The threats to seabirds were; being killed for meat, eggs and feathers. Today, modification of breeding habitats, oil spills and introduced feral animals are among the threats that can impact considerably on seabird populations. More recently, the global expansion of longline fisheries has begun to pose the greatest overall threat to seabirds.
Longline fishing is a method used to target finfish and shark species. A longline consists of a main line with numerous baited hooks attached to branchlines. The line can be set parallel to the surface or on the sea-bed. The number and type of hooks and the length of the branchlines, depend on the target species. Longlines can be up to 100 km long and have up to 10.000 hooks. Each year, thousands of seabirds are accidentally killed on longline hooks when birds ingest baited hooks during the setting or hauling of the longline. Birds hooked are subsequently pulled under the water by the weight of the line and drown.
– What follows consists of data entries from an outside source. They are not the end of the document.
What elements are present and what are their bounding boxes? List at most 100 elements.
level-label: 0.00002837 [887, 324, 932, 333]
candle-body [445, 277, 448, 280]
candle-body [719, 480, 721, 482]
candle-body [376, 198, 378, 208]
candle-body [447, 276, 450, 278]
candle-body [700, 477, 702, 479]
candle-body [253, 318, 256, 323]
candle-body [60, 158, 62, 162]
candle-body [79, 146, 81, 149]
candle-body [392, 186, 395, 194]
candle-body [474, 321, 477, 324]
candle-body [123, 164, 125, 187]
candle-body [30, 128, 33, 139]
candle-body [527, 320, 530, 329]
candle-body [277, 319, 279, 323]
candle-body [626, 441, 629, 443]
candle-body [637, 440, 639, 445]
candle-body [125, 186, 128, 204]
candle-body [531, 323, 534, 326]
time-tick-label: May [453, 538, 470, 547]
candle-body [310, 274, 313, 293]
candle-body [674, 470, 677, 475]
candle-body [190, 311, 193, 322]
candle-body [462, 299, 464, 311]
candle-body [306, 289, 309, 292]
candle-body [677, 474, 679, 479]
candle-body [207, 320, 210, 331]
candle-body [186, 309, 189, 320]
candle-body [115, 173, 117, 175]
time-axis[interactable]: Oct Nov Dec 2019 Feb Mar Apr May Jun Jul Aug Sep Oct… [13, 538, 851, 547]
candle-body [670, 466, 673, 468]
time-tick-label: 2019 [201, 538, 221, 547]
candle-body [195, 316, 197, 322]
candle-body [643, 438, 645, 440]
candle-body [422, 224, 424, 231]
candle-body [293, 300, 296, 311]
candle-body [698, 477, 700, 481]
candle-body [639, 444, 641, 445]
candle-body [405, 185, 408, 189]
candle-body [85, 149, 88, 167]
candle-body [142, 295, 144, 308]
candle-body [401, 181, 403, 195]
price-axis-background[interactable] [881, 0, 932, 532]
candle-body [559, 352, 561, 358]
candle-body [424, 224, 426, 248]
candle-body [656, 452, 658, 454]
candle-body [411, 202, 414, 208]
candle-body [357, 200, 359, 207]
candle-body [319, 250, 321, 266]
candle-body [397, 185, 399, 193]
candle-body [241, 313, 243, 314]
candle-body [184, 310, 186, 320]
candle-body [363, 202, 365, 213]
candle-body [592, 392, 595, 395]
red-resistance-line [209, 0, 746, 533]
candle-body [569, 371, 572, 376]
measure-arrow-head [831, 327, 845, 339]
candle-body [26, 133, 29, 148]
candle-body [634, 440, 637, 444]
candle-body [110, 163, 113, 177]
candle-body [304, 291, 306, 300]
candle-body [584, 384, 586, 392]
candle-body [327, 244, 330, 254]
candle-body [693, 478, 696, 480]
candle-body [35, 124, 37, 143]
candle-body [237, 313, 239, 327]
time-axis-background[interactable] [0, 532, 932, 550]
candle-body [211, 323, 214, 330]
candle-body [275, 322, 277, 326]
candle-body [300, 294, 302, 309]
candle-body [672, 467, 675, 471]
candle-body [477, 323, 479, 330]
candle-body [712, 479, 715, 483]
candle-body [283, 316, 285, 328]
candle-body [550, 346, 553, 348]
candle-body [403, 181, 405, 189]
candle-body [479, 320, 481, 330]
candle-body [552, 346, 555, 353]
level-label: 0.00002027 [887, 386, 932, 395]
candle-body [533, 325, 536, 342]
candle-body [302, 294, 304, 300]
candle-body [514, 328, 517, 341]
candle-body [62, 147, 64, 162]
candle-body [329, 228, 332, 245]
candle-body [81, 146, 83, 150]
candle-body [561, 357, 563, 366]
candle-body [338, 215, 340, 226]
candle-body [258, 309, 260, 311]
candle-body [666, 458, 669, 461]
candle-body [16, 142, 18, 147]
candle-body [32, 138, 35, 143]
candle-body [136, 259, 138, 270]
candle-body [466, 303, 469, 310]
The level of mortality that occurs in longline fisheries, is not sustainable for many populations of seabirds.
However, this threat can be greatly minimised by modifying fishing practice and adopting seabird by-catch mitigation measures. These include the use of bird-scaring lines and streamers, weighted lines to reduce the amount of time baits are available to birds, setting lines at night, setting lines beneath the waters surface, and seasonal closures of fisheries to avoid fishing when birds are more susceptible to being caught, such as around nesting colonies during the breeding season. Adoption of these measures has now virtually eliminated seabird by-catch in some fisheries.